(The Center Square) – An Alabama-based shipyard that received a $3.3 billion contract to build up to 11 Coast Guard cutters has received a favorable ruling in federal litigation.
Chief Judge Elaine Kaplan ruled on Tuesday against Eastern Shipbuilding, which is building the first four Offshore Patrol Cutters. The Panama City, Florida-based shipbuilder sued after Austal USA won the follow-up contract for the cutters.
Eastern launched the first of the 360-foot cutters, the future USCGC Argus, on Oct. 27. The Coast Guard’s plan is to order 25 of them.
Kaplan listened to sealed oral arguments Aug. 3 in the U.S. Court of Federal Claims.
The chances of Eastern Shipbuilding overturning the decision weren’t the best. According to one analysis of U.S. Court of Federal Claims, only 9.7% of protests are sustained by the court. Eastern originally contested the contract award with the General Accounting Office, but removed that challenge to contest it in court.
Eastern is a newcomer to military shipbuilding, but says the four-cutter building program will create 10,304 jobs from 2016 to 2024.
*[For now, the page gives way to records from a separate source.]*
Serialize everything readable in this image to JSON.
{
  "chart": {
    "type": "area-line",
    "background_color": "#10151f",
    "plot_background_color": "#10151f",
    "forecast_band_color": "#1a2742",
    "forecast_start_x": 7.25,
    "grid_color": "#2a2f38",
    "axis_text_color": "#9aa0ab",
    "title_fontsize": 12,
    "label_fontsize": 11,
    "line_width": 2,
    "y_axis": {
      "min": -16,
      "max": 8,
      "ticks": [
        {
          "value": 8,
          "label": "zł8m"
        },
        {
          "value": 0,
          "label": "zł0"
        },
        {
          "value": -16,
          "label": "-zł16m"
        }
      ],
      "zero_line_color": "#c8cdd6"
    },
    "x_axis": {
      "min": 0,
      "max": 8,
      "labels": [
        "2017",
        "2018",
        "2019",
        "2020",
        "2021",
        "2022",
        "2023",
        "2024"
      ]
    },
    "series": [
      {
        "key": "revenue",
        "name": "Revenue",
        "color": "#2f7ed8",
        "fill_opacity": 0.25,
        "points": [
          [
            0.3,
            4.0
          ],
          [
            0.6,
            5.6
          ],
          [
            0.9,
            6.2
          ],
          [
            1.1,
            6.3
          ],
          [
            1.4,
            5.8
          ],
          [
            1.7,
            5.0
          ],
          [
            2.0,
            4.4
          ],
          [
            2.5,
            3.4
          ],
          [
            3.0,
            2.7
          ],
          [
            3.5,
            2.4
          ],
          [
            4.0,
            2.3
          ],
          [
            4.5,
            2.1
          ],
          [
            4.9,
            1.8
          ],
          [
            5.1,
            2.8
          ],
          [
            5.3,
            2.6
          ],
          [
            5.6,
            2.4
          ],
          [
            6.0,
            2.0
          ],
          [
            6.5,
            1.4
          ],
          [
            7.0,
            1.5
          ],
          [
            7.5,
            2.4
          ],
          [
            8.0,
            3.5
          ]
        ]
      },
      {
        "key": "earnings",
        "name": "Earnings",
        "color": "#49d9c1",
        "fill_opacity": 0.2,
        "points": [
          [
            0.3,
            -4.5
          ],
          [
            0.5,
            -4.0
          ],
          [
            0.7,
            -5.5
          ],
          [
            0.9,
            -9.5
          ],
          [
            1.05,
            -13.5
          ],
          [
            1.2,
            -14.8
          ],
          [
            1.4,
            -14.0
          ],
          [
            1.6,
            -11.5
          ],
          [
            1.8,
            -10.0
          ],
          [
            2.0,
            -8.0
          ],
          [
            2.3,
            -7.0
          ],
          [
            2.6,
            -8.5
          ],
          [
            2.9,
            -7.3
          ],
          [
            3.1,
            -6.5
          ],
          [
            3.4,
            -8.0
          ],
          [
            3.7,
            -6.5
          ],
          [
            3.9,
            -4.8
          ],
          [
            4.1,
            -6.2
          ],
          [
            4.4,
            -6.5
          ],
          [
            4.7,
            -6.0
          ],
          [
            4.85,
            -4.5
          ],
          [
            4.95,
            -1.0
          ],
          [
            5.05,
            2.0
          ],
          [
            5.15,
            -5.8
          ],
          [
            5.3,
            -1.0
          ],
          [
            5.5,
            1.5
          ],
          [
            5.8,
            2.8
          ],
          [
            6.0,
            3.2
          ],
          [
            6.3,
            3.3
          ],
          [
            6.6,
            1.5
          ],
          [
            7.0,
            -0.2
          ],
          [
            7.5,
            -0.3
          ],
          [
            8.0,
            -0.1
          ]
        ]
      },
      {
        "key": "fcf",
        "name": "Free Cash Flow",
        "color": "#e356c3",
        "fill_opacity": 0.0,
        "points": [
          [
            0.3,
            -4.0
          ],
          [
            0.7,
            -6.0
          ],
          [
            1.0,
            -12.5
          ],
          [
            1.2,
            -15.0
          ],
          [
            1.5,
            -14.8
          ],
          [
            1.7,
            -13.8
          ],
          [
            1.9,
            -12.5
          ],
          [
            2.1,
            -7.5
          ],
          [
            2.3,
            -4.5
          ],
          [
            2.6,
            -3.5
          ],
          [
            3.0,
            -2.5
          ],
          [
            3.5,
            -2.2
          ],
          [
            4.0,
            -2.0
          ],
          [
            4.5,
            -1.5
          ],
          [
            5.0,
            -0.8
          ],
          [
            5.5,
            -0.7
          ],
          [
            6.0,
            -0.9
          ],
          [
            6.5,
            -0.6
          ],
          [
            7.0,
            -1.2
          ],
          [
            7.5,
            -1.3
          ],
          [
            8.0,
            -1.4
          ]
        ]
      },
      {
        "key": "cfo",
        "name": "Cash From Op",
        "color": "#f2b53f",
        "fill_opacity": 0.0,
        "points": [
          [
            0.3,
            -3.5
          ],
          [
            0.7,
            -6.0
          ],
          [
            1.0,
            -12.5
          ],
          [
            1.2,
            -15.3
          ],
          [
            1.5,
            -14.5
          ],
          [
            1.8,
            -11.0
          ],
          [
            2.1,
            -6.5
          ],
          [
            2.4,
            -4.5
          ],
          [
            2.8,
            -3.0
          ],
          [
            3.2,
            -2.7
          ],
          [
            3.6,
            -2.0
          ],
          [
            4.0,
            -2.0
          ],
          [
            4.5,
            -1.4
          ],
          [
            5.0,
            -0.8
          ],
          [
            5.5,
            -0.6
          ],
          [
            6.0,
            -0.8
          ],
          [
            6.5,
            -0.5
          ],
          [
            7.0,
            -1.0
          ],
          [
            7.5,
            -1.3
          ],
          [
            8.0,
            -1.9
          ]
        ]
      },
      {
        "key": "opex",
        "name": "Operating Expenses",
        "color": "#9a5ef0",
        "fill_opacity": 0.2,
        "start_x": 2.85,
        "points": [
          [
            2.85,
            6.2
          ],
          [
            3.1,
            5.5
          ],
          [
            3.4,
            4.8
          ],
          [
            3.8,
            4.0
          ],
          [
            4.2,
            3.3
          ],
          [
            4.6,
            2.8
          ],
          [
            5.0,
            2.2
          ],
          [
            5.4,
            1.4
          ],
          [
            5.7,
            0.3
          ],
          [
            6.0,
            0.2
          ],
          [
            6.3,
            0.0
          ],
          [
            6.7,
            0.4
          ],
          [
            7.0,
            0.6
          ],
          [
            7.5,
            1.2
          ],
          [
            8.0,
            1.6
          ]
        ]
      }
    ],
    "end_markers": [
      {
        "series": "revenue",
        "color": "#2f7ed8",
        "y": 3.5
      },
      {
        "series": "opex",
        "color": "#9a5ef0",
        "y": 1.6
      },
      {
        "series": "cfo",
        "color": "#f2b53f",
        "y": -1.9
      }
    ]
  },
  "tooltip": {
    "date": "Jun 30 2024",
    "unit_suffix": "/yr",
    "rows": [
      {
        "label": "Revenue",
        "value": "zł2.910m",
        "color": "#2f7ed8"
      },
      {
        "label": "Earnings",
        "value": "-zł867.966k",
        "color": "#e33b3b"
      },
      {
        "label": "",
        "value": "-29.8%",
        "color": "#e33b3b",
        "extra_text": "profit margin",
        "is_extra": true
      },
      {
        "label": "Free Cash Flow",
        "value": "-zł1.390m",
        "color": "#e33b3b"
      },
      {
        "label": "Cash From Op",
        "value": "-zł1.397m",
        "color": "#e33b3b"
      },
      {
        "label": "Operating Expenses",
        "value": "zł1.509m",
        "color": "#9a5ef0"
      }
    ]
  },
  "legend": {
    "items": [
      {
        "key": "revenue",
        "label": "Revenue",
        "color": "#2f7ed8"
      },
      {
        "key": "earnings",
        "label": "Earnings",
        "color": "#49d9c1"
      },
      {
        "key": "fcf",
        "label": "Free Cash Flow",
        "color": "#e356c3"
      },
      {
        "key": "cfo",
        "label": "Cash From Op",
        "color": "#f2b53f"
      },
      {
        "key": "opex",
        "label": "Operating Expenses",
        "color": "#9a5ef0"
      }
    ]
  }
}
Mobile-based Austal is the U.S. subsidiary of Australia’s Austal Limited and builds U.S. Navy Independence class littoral combat ships and Spearhead class fast expeditionary transport vessels, both primarily of aluminum construction.
Austal is building a new yard next to its aluminum one to build steel ships, such as four of the new Navajo class salvage ships for the U.S. Navy.
The yard is also contracted to produce modules for both the Virginia class nuclear-powered attack submarines and, more recently, the upcoming Columbia class nuclear-powered ballistic missile submarines.
Costs for the program, which is supposed to build 25 cutters to replace 28 aging ships, have increased 40% since 2012 according to a recent report from the General Accounting Office.
With the newest of the Coast Guard’s medium endurance cutters commissioned in 1991 and the oldest in 1964, it is the Coast Guard’s highest procurement priority.
Due to personnel shortages, the service announced on Oct. 31 that its enlisted workforce is 10% short and will decommission permanently three older medium endurance cutters, temporarily sideline seven 87-foot patrol boats for future reactivation and use 65-foot harbor tugs, which have icebreaking capability, during ice season.
In August, Eastern received a contract to build a medium hopper-type barge for the U.S. Army Corps of Engineers.